Curry goat pie at Pop's Patties. (Source: Instagram/popspatties) |
From that social perspective, the multicultural element makes this trend even more widespread in New York. Ms. Von Diaz, author of Islas: A Celebration of Tropical Cooking (roughly translated: Islas: Celebrating Tropical Cuisine) said: “Everyone recognizes in their culture that there is a type of meat or vegetable wrapped in bread or dough.”
The empanada is a prime example. “No one asks what an empanada is, they just want what’s inside,” says Titi’s Empanadas co-founder Jesus Villalobos.
For him, the empanada is a creative canvas: “In the empanada world , there’s no debate about pineapple on pizza.” Titi’s menu even has a pizza-filled empanada, but it’s completely devoid of pineapple—a choice that gets diners’ attention.
Along with popularity comes the question of value. Mr. Villalobos is frank: “More and more customers are looking for a culinary experience on a tight budget.” Therefore, Titi's focuses on both quality and price: from the $3.50 potato and cheese empanada to the $7.50 braised oxtail empanada with its elaborate thousand-layer crust.
This sentiment is echoed by Daniel Eddy, founder of Pop's Patties, who asks, "Why is an $8 latte considered reasonable, while a meat pie for the same price is considered too expensive?"

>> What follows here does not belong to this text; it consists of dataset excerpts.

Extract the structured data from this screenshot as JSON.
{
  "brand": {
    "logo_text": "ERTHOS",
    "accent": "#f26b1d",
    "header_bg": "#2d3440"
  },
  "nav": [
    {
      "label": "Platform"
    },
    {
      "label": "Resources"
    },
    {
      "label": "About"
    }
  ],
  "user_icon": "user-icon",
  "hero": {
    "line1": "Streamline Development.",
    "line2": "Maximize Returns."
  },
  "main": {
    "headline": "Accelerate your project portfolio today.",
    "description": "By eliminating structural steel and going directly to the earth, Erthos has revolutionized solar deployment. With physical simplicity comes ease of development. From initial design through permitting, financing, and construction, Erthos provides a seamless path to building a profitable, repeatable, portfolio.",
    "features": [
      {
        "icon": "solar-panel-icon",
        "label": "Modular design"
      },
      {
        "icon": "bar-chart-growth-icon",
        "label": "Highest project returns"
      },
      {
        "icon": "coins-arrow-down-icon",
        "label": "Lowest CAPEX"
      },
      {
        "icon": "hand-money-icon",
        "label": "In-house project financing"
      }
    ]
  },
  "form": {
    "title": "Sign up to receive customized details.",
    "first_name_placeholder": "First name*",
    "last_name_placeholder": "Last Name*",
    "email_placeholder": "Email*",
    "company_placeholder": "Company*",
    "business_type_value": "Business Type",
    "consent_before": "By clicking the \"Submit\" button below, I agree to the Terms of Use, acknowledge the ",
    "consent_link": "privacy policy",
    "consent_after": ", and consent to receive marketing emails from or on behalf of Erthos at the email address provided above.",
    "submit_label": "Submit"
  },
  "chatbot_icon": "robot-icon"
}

For Pop's Patties, the answer lies in using grass-fed beef, organic, free-range chicken, and even whole goat for their curry pies. The result is that the restaurant sells about 2,000 of them a week. “The oxtail empanadas, like my mother used to make, always sell out,” says chef Shirwin Burrowes.
Street food taken to the next level
A tray of burekas fresh out of the oven. (Source: Getty Images) |
No longer confined to small shops, hand-held pies have taken to the "big stage" of New York cuisine.
At Lincoln Center – New York’s renowned performing arts complex – chef Kwame Onwuachi has brought hand-held pies to the Patty Palace menu with a curry chicken and mushroom jerk sandwich, served with coconut bread, ginger cabbage, green aioli and barbecue jerk, $18.
Chef Onwuachi has turned street food into a refined experience, says Von Diaz: “People will pay $18 for a pie because they wonder, ‘Where can I go when I eat this?’”
In fact, compared to New York prices, this is not expensive: a sturgeon sandwich at Barney Greengrass is $25, and a bowl of chicken with ranch sauce at Sweetgreen is about $18.
Pop's Patties founder Daniel Eddy said it was a “long-overdue change.” “It’s great to go to Bar Kabawa and see you can get a patty for $12 because there’s a respect for the culture, the product, the labor,” he said.
Empanadas at Titi's Empanadas. (Source: Titi's Empanadas) |
Bar Kabawa – a Caribbean cuisine bar founded by chef Paul Carmichael, attracts attention with its “Noah's Ark” menu with eight types of patties, priced from 10 USD for fried oatmeal patties to 18 USD for crab and squash patties.
The standout is the $15 beef patty, which Carmichael calls “a must-have” in any restaurant. He insists that one bite is all it takes to realize this isn’t the supermarket variety, but is well worth the money.
From Buba Bureka to Titi's, Pop's Patties, Patty Palace or Bar Kabawa, the journey of hand-held pies has clearly shown one thing: the dish once associated with the streets has now been brought into famous culinary spaces.
The creativity of chefs and the warm welcome of diners have helped hand-held cakes escape their humble image, to become a prominent part of the New York culinary map.